Portfolio deutlich verkleinert

Im Zuge des Sanierungsprozesses hat das Unternehmen sein Hotelportfolio auf 32 Häuser reduziert. Ziel war es, die wirtschaftliche Tragfähigkeit des Unternehmens zu sichern. 18 Hotels wurden an andere Betreiber übergeben, um Arbeitsplätze, Kundenbeziehungen und Gästereservierungen zu erhalten. Nur eine einzige Hotelschließung war erforderlich.

Nach Angaben einer Sprecherin konnten so rund 900 der ehemals 1.450 Mitarbeiter bei der Hotelkette gehalten werden. Die Achat Hotels Gruppe betreibt nun ein Portfolio von 32 Hotels und rund 4.100 Zimmern und Apartments unter den Markennamen Achat-Hotels und LOGINN-Hotels.

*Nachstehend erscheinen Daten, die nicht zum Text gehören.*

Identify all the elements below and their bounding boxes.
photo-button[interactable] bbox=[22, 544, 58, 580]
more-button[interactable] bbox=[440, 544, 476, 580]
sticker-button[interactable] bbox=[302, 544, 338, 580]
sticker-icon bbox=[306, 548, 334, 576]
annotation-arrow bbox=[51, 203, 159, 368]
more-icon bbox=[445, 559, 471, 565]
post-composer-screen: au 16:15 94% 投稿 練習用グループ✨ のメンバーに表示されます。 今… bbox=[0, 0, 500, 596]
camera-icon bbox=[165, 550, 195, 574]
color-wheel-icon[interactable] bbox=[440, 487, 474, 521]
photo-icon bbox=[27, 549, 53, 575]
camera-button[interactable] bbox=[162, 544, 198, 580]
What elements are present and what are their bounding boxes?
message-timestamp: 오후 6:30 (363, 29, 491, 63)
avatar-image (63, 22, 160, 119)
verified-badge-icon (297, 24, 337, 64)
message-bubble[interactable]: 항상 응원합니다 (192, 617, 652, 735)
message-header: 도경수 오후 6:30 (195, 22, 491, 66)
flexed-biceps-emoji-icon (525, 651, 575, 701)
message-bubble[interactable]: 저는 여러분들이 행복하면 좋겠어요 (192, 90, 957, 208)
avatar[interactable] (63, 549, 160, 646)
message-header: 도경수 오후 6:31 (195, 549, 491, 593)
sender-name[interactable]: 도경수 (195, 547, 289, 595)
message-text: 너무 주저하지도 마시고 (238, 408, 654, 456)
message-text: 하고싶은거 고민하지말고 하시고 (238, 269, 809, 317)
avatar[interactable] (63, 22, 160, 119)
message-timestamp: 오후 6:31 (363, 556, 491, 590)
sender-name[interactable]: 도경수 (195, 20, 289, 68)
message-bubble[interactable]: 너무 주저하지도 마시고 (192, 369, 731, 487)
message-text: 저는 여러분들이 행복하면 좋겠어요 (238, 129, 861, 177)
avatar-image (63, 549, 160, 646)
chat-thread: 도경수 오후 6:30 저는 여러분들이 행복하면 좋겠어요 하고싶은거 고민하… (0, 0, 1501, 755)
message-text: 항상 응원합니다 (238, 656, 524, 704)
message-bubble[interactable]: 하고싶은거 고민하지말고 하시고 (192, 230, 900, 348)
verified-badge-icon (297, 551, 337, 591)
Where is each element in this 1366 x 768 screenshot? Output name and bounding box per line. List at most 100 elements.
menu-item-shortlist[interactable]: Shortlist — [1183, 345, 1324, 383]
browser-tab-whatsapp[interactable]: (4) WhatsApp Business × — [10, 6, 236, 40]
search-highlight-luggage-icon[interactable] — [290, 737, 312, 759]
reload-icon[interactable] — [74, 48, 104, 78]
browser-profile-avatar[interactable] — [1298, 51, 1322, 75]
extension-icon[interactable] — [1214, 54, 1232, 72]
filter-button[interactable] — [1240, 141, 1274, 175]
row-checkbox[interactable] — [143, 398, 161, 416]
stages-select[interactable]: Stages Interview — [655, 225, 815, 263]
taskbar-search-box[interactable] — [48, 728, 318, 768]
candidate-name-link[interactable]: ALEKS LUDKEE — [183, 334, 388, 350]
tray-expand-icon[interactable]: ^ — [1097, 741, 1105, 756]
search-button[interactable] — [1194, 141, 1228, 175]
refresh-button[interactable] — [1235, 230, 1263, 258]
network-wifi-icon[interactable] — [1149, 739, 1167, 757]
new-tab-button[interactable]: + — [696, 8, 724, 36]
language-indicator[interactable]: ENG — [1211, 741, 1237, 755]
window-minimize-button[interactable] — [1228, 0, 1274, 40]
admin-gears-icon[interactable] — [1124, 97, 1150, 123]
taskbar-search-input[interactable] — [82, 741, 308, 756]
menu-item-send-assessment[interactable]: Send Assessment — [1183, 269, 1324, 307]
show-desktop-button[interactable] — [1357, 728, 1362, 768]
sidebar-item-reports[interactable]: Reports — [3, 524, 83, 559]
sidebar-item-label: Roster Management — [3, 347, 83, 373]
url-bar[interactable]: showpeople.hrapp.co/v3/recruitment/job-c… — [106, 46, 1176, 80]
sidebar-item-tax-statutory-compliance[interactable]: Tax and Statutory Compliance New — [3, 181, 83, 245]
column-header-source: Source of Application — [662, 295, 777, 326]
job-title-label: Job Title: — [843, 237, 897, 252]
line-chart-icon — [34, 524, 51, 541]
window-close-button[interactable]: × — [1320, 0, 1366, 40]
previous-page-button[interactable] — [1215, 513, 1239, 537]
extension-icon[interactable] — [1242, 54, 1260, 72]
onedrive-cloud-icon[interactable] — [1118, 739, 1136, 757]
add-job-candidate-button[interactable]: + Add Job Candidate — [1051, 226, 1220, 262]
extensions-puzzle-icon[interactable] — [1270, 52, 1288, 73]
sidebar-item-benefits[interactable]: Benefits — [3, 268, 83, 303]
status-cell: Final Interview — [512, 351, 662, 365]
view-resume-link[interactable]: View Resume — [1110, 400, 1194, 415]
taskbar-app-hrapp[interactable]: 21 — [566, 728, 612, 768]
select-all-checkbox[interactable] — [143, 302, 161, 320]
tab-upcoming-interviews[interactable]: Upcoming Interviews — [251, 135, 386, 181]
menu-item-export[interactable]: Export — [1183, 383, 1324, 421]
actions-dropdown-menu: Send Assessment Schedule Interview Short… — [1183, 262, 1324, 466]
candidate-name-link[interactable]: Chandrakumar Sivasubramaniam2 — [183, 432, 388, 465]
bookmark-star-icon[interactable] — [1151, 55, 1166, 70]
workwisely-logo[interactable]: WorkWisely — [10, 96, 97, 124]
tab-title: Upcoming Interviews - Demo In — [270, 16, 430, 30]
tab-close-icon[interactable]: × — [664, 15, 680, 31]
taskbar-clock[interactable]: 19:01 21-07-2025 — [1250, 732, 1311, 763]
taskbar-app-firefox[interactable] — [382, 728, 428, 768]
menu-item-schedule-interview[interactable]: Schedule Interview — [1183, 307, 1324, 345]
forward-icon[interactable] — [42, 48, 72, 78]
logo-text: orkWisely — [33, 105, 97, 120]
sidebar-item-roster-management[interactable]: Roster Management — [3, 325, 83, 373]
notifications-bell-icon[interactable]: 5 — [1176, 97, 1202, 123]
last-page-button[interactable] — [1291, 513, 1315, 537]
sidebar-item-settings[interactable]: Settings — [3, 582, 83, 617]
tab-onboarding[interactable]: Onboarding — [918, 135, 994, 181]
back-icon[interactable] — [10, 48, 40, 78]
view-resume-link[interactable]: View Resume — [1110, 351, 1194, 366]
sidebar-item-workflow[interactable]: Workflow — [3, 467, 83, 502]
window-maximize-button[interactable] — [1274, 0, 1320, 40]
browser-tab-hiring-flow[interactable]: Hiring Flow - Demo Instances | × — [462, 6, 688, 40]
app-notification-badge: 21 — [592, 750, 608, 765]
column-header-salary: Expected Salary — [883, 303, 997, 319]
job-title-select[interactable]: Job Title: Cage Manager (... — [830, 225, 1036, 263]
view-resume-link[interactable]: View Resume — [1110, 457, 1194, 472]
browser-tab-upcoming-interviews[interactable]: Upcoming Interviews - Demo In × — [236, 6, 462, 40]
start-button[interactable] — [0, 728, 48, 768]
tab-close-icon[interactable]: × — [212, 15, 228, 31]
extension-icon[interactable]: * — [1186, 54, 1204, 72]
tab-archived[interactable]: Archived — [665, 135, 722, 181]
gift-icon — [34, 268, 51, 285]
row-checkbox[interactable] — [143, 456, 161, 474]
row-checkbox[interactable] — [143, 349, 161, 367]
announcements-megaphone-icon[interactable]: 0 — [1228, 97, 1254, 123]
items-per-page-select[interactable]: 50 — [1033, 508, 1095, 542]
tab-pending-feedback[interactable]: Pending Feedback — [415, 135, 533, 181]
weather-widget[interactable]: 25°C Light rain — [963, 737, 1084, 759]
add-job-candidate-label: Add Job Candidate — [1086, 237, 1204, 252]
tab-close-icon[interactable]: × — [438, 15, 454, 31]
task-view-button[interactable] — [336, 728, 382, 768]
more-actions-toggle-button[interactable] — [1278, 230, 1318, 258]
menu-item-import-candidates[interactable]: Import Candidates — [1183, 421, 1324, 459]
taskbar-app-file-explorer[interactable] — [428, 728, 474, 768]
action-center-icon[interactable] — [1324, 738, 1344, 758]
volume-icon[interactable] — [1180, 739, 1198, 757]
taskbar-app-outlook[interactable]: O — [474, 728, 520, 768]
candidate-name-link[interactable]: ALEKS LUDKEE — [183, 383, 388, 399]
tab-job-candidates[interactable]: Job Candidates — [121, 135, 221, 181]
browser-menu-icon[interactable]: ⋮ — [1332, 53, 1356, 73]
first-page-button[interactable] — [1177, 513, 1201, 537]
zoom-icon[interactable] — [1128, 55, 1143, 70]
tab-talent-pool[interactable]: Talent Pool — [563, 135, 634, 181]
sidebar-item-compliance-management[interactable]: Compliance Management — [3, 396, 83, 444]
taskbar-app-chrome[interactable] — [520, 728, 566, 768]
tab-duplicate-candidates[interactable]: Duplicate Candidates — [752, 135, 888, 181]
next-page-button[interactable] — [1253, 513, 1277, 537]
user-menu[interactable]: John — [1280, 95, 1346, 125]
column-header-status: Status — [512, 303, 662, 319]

Gründe für die Insolvenz und zukünftige Pläne

Als Gründe für die Insolvenz in Eigenverwaltung, die im November 2024 angemeldet wurde, nannte das Unternehmen die Folgen der Corona-Pandemie, Inflation und Preissteigerungen. Auch das veränderte Buchungsverhalten von Geschäftskunden und eine schleppende Integration eines übernommenen Hotelportfolios führten zu operativen Verlusten und Liquiditätsengpässen.

Das Management plant, die begonnenen Optimierungen fortzusetzen. Bereits getätigte Investitionen umfassen neue Betten, leistungsstarkes W-Lan und digitale Schließsysteme. Weitere Investitionen in die digitale Infrastruktur, wie digitale Check-in-Möglichkeiten und Cloud-Lösungen, sind in Planung.